I will compare this experience to the previous trial.

(1) Temporal effect evolution The onset was significantly shorter. This dose hit hard and early. The overall duration was moderately increased to about 14-16 h total. This brings it almost into the 18-20 h range of mescaline itself, though most of it stems from the slow offset. This is along one!

(2) Efficacy The effect spectrum was essentially identical to the 45 mg, which implies that the efficacy is low and rapidly converging. So, a further dose escalation is unlikely to reveal additional features and is discouraged. There are no proper visuals, its mostly headspace, touch and hearing. The headspace is moderately clear, though that’s difficult to separate from the negative body load.

(3) Dose response curve The dose response curve is strongly non-linear. Above ~ 50 mg, a dramatic increase in effect strength is noted. I might consider 65-70 mg at a later time to confirm, but not right now. This one is not a winner I’m afraid. Persons naïve to the material should do their own titration from about 40 mg upwards in 10 mg steps. Perhaps this is one of those compounds with a broad variability in susceptibility.

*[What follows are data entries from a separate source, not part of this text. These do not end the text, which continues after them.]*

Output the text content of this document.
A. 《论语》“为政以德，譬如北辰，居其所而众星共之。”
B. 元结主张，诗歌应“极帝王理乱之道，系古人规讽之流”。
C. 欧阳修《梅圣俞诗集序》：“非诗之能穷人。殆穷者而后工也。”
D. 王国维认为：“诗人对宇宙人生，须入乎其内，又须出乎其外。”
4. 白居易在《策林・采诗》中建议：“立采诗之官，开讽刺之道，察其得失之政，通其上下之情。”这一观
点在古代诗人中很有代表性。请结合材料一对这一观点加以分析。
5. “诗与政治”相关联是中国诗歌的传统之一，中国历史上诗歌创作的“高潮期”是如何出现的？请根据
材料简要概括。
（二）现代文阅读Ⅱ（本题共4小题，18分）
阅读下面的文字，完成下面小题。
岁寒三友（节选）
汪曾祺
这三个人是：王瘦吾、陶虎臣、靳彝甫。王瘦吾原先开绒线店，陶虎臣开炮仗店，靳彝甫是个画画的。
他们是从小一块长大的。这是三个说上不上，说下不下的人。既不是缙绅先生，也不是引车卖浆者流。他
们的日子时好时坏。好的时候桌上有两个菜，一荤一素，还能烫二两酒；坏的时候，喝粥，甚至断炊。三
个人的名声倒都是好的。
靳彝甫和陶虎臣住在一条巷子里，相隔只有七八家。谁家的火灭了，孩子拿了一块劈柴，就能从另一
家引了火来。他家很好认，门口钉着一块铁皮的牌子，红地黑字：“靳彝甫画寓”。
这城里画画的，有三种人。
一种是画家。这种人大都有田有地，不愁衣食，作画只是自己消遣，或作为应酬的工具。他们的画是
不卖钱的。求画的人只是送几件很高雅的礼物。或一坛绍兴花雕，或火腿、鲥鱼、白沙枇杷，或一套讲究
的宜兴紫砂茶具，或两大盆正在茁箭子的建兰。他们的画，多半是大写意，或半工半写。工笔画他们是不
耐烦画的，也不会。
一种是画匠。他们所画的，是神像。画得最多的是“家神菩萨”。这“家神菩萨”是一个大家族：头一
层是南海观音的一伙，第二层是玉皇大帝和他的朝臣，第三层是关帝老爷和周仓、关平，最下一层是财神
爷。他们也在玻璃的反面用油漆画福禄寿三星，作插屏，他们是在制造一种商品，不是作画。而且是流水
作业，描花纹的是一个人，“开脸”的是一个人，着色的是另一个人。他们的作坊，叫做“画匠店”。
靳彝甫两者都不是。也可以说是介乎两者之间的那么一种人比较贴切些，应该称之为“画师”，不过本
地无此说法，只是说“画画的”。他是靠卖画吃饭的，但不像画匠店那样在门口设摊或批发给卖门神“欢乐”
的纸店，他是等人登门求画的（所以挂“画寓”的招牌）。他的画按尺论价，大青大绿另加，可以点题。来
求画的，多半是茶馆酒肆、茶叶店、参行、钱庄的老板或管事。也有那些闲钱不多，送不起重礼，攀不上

(4) Side effects Generally, the cardiotoxicity appears to be low to moderate. However, there is a significant body load in the high-dose regime. In the comment section of my last report there was some talk about a lower body load in the halo-mescalines. This turned out to be false. I would compare the side effects of 2-BM equal in strength and symptoms to 300-350 mg of mescaline, and I would always prefer the latter. (Mescaline is, along with DMT, my all time favourite psychoactive substance, so this is not a surprise...)

(5) Anorexia and the 2-phase-splitting of the peak are either inconsistent features or unique to the low-dose regime.

(6) After effects This compound reliably produces long-lasting anti-depressant effects and psychedelic recurrences. I speculate that is might be a valuable medication. If the patient requires only 2 applications per week, the side-effects and drug-drug interactions would be significantly reduced compared to standard treatment. This requires further investigation in a proper clinical trial, a promising compound! The psychedelic recurrence might be linked to MAOI activity. Having been able to witness the full effect spectrum of 2-BM, I feel confident to rank it on my Jacob’s ladder of psychedelics: It’s certainly above 2C-N, 2C-C, and 5-MeO-MiPT; about equal to DET (but no substitute!); perhaps slightly inferior to 2C-D. Not good not horrible.

Result:

60 mg affords a strong low-efficacy experience with onset 20-40 min, peak 3-4 h min, total duration 10-16 h. The cardiovascular safety profile is favourable, other side effects such as nausea and diarrhea are discouraging for recreational usage. 2-BM is probably best suited as a medication for the clinically depressed in the lower dosage regime, with low potential for abuse.